Muddying the waters further was the spectre of 2018, for scouts and general managers had already begun longingly looking ahead. While the ‘17 class lacked the surety decision-makers crave at a position that will determine their whole career, the next one would be amazing. Josh Rosen, Josh Allen, Luke Falk and others were being mentioned as franchise signal-callers in the making.
And then there was the tantalising jewel in the crown; the ‘best QB prospect since Andrew Luck’ as many in league circles were dubbing him. Understandable, too, for the memories of a 19-year-old Sam Darnold torching Penn State for 453 yards and five touchdowns in perhaps the greatest Rose Bowl in the game’s illustrious history had left an indelible mark. “Quarterbacks are in such demand, teams always want to understand the available market at the position in the future. Darnold’s 2016 tape put him squarely in the mix despite his young age,” former Eagles, Jets and Giants scout Daniel Hatman tells Gridiron.
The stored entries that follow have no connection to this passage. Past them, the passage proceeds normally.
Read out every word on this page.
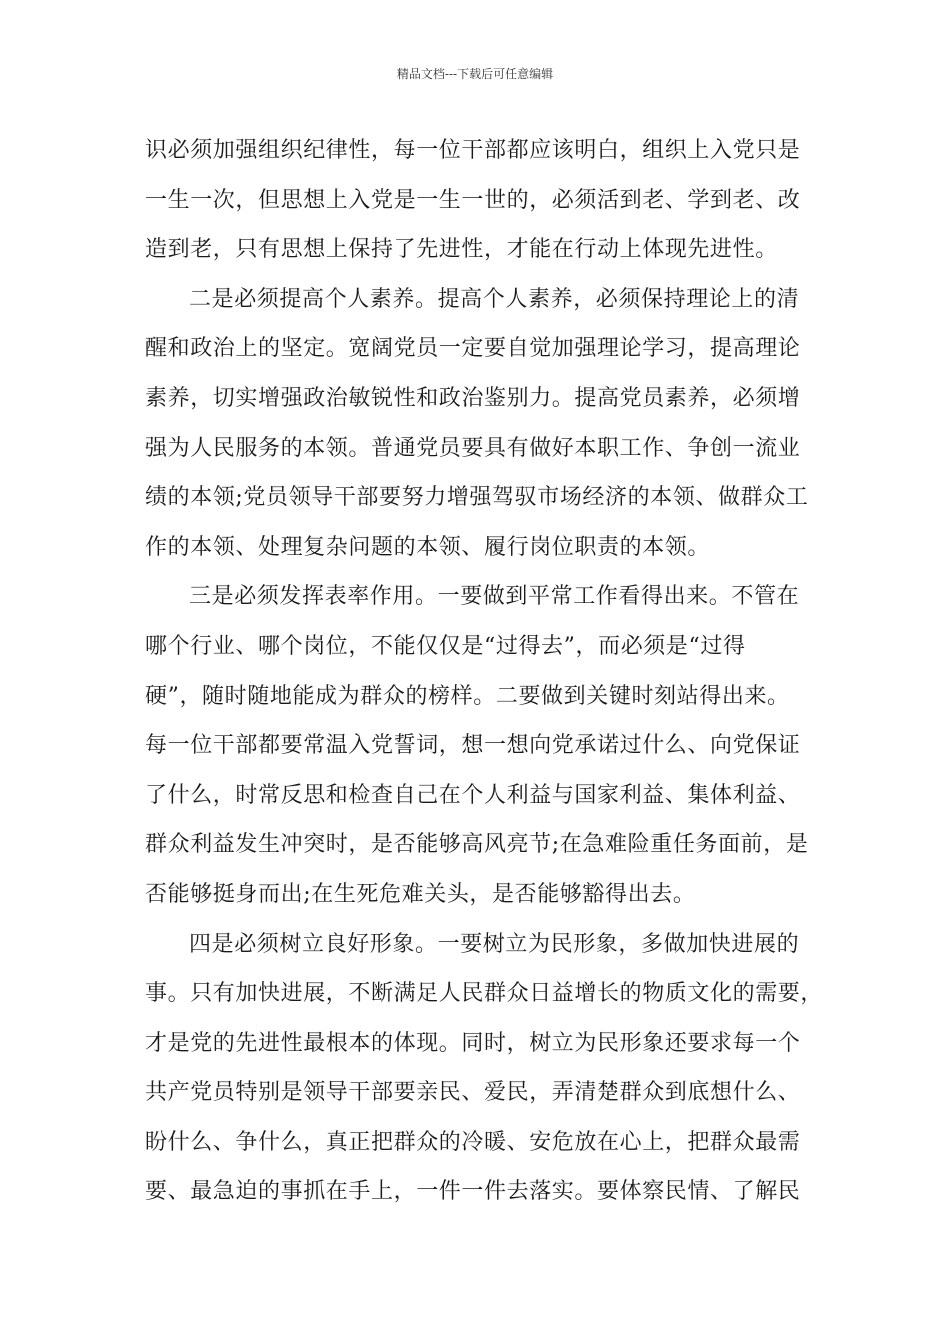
精品文档---下载后可任意编辑
识必须加强组织纪律性，每一位干部都应该明白，组织上入党只是
一生一次，但思想上入党是一生一世的，必须活到老、学到老、改
造到老，只有思想上保持了先进性，才能在行动上体现先进性。
二是必须提高个人素养。提高个人素养，必须保持理论上的清
醒和政治上的坚定。宽阔党员一定要自觉加强理论学习，提高理论
素养，切实增强政治敏锐性和政治鉴别力。提高党员素养，必须增
强为人民服务的本领。普通党员要具有做好本职工作、争创一流业
绩的本领;党员领导干部要努力增强驾驭市场经济的本领、做群众工
作的本领、处理复杂问题的本领、履行岗位职责的本领。
三是必须发挥表率作用。一要做到平常工作看得出来。不管在
哪个行业、哪个岗位，不能仅仅是“过得去”，而必须是“过得
硬”，随时随地能成为群众的榜样。二要做到关键时刻站得出来。
每一位干部都要常温入党誓词，想一想向党承诺过什么、向党保证
了什么，时常反思和检查自己在个人利益与国家利益、集体利益、
群众利益发生冲突时，是否能够高风亮节;在急难险重任务面前，是
否能够挺身而出;在生死危难关头，是否能够豁得出去。
四是必须树立良好形象。一要树立为民形象，多做加快进展的
事。只有加快进展，不断满足人民群众日益增长的物质文化的需要，
才是党的先进性最根本的体现。同时，树立为民形象还要求每一个
共产党员特别是领导干部要亲民、爱民，弄清楚群众到底想什么、
盼什么、争什么，真正把群众的冷暖、安危放在心上，把群众最需
要、最急迫的事抓在手上，一件一件去落实。要体察民情、了解民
There was little doubt; Darnold would be a No. 1 overall pick. It was just a question of which year he decided to declare.
A year later, Darnold has declared. And yet, his narrative has changed. No longer a consensus top selection, he now finds himself wedged in an intense quarterback derby. One that evokes memories of last season to the undoubted surprise of decision-makers who, with a view to reaping the riches of ’18, opted for safe selections at other positions in 2017.
Key to the confusion is Darnold, the blonde-haired, blue-eyed California boy who looked every bit the Next Big Thing when becoming the first freshman to win the Archie Griffin Award since its inception in 1999. In his first season as starting quarterback at USC, Darnold racked up 3,086 yards, 31 touchdowns, with a completion percentage of 67%. He also shined in the statistical category that will come to define his draft stock, throwing just nine picks.
So where did it all go wrong? A quick look to his 2017 numbers begins to tell the story: 4,143 yards, 26 touchdowns, 63% completion percentage, 13 interceptions, 12 fumbles. Dreadful? Not at all. Hurtful? Absolutely. Suddenly, scouts are left to ponder the unanswerable question: which Darnold will NFL teams see? The star-in-the-making of 2016; or, as former scout Dan Shonka described him to Gridiron, the “turnover machine”. “Each year is a unique piece of the puzzle,” adds Hatman. “Clearly you would like strong consistent development, but you have to contextualise production and work in order to fully understand how personnel changes impact a player like Sam.”
Contextualising is easy, and you can guarantee teams who fall in love with Darnold’s early tape will make the obvious arguments: last year, USC lost wide receiver JuJu Smith-Schuster (a second-round pick by the Pittsburgh Steelers) and guard Zach Banner (a fourth-round pick by the Indianapolis Colts). While they have enjoyed differing degrees of success in the NFL, the aforementioned individuals played a pivotal role in the Trojans’ high-octane offense. All of a sudden, in the face of incomprehensible expectations, Darnold had lost his go-to receiver and a key lineman who was entrusted with protecting him up the middle.
But is that the whole story? Shonka doesn’t think so: “His mechanics are off, especially his footwork. His fundamentals are all over the place. He’s struggled throwing high over his targets and his timing with the new group of receivers in 2017 has been off.”
For all that feels like a damning indictment, Darnold won’t be the first quarterback to enter the pros with fundamentals questions. Nor would he be the first to overcome them. As such, NFL evaluators will likely ponder whether he has enough other skills to compensate. One man convinced he does is Darnold’s high-school head coach at San Clemente, Jaime Ortiz.
“Sam has the unique ability to make others around him raise their level of play to match his, he’s a born leader,” he enthused to Gridiron. “Sam is the ultimate competitor. He’s a player who lets his actions do the talking and is what I would call an ‘old-school’ quarterback. During his time here at San Clemente we saw his ability to lead those around him.”
And for all Ortiz extolls the virtues of Darnold’s orthodoxy, he believes his protégé – who excelled in high-school basketball too – is an underrated athlete. “His ability to compete on the basketball court undoubtedly helped Sam on the football field; his quick movement in tight spaces improved immediately and we saw the benefit of that.”
The other big factor in Darnold’s favour might be what he hasn’t done: no run-ins with the law, no character concerns. The theme of professionalism is recurrent when you speak to those within the league and his inner circle; there are no skeletons to find. He is almost the antithesis of Baker Mayfield.
The best quarterback prospect since Andrew Luck? No. A better prospect than Mayfield? Time will tell.